In general then, a potential problem with any cloud service is the lack of suitable bandwidth available for communication with the cloud server. In one specific example, malware scanning on a client computer makes use of a cloud service and can be affected by lack of suitable bandwidth. Historically, malware scanning identifies infected files on a client computer by comparing a hash value (or several hash values) of a suspect file with a list of hash values stored in a virus pattern file on the client computer. Pattern files can be quite large and are distributed regularly in order to provide protection against the latest threats. Currently, though, a new file reputation service decouples the pattern file from the local virus scan engine and conducts pattern file lookups over a network to a scan server in the cloud (or to a scan server located within a local or wide-area network). The pattern file is thus located on the scan server.
FIG. 1 illustrates a computing environment 10 making use of an in-the-cloud scan service 20. In general, a virus scan engine 12 (such as virus scanning API, or VSAPI) executes upon a user computer, such as the computer shown in FIGS. 9A and 9B. Also included upon the client computer is a scan controller 14 (which initializes scan mode at 1), a suspicious list 16 and a handler 18. When the scan engine receives a scan request 2 (initiated manually by the user or automatically by the computer) it calculates a CRC of a suspect file and sends a CRC query 3, 22 over the network to the cloud service 20. The CRC is compared against the pattern file located on the cloud server and the query result 24 is returned back over the network to the client computer and is processed at steps 4-7. Thus, this cloud-client file reputation (CCFR) service relies heavily upon communication over a network between the client computer and the scan service 20.
As mentioned above, there can be a very large network service recovery cost if the client computer is forced to disconnect from the service because of network congestion or because the scan server is busy (indicated by query 22 and result 24 being crossed out). The client computer typically uses the static method to communicate with the cloud service which means that the timeout value for a specific query is static, which cannot react to a real network traffic situation. In a one specific example, a CCFR BF update is affected by a lack of suitable bandwidth. A BF Update is type of pattern update event in which the client downloads the latest version from a scan server.
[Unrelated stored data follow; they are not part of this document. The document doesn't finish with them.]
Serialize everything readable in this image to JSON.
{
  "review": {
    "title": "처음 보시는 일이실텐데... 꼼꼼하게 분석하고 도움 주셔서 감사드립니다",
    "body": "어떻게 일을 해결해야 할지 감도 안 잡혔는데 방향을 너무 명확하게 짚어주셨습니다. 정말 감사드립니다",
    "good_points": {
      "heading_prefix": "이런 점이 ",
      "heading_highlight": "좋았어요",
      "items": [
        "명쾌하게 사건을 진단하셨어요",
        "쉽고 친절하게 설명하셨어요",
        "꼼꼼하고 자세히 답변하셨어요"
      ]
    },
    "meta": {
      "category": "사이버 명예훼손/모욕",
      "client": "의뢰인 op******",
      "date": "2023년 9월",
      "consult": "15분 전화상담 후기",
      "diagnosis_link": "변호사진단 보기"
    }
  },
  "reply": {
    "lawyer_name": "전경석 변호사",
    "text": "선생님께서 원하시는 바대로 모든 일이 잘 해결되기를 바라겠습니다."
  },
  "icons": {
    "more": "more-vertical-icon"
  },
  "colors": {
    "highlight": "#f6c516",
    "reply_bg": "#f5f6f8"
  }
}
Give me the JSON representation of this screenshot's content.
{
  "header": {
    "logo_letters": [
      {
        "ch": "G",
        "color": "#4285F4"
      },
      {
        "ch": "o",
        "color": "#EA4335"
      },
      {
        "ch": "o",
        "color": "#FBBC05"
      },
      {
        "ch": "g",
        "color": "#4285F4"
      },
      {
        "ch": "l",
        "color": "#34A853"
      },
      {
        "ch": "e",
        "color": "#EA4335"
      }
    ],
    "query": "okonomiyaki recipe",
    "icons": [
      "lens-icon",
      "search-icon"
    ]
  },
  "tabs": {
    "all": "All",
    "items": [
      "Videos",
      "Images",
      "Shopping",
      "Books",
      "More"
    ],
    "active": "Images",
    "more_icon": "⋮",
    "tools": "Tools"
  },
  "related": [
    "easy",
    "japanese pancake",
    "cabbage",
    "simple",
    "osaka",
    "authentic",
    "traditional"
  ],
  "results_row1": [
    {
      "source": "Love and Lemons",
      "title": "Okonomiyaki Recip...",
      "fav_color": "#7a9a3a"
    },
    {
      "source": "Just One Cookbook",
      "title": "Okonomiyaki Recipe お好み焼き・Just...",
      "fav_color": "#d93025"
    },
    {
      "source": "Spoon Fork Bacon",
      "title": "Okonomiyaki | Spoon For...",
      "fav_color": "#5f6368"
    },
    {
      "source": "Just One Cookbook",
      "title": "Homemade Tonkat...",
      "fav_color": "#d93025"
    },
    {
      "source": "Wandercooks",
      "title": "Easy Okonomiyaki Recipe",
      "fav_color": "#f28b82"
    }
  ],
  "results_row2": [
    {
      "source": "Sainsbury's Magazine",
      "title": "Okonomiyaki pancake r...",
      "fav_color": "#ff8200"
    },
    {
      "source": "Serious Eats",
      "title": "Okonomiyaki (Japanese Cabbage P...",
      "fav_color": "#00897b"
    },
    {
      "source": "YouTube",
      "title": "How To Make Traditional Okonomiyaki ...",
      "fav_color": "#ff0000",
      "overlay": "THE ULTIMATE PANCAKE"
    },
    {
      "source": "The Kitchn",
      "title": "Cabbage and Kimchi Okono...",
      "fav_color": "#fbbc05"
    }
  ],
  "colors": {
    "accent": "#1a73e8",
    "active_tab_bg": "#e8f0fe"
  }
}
It can happen that many client computers perform a BF update at approximately the same time and are thus accessing the scan server over a network connection at the same time. The scan server does not consider whether the available bandwidth of the service is capable of supporting any specific client. Accordingly, if a client computer is sending a CRC query to the scan server at the same time, or may not be enough available bandwidth because of network congestion or because the scan server is busy. The client computer will then be forced to switch to an offline mode and will incur a large network service recovery cost. In the case of a client computer that is attempting to use the cloud-client file reputation service, this cost will include a reconnect time of about 3 minutes, rescanning the process, a drop in the client computer's performance, and the risk that the client computer will become infected in the meantime. Further, if the online connection is disconnected the scan engine 12 will enter off-line mode and all CRCs of scanned files will go into suspicious list 16 (even though they might be legitimate files).
Therefore, it is recognized that lack of suitable bandwidth for any of a variety of cloud services can be problematic and a solution is desired.